Setting up public instant messaging connectivity in Lync Server 2013
Topic Last Modified: 2012-09-08
If your organization wants to support public instant messaging (IM) connectivity with AOL, you cannot use the Lync Server Deployment Wizard to request the certificate. Instead, perform the steps in the following procedure.
On a Front End server, open Topology Builder. Expand Edge pools, then right click your Edge server or Edge server pool. Select Edit properties.
In Edit Properties under General, select Enable federation for this Edge pool (Port 5061). Click OK.
Click Action, select Topology, select Publish. When prompted on Publish the topology, click Next. When the Publish is finished, click Finish.
On the Edge server, open the Lync Server Deployment wizard. Click Install or Update Lync Server System, then click Setup or Remove Lync Server Components. Click Run Again.

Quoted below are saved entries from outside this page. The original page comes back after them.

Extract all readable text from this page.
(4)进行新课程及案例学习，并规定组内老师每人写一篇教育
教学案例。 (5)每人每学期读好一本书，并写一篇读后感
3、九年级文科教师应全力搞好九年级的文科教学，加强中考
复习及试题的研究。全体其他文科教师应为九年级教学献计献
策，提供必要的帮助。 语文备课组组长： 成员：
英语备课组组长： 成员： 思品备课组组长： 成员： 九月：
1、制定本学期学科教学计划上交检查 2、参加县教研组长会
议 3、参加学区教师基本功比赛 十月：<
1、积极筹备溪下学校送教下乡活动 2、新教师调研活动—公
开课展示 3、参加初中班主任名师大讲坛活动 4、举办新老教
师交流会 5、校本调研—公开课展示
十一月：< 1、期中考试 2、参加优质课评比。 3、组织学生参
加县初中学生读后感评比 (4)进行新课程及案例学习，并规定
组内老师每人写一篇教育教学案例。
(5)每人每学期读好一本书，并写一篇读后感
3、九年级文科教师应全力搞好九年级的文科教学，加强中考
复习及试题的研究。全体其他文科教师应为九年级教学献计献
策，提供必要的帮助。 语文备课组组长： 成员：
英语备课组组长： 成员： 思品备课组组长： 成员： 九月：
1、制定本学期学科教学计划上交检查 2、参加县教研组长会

At Setup Lync Server components, click Next. The summary screen will show actions as they are executed. Once the deployment is done, click View Log to view available log files. Click Finish to complete the deployment.
When the required template is available to the CA, use the following Windows PowerShell cmdlet from at the Edge Server to request the certificate
Request-CsCertificate -New -Type AccessEdgeExternal -Output C:\ <certfilename.txt or certfilename.csr> -ClientEku $true -Template <template name>
The default certificate name of the template used for Lync Server is Web Server. Only specify the <template name> if you need to use a template that is different from the default template.
Important: If your organization wants to support public IM connectivity with AOL, you must use Windows PowerShell instead of the Certificate Wizard to request the certificate to be assigned to the external edge for the Access Edge service. This is because the Certificate Authority (CA) Web Server template that the Certificate Wizard uses to request a certificate does not support client EKU configuration. Before using Windows PowerShell to create the certificate, the CA administrator must create and deploy a new template that supports client EKU.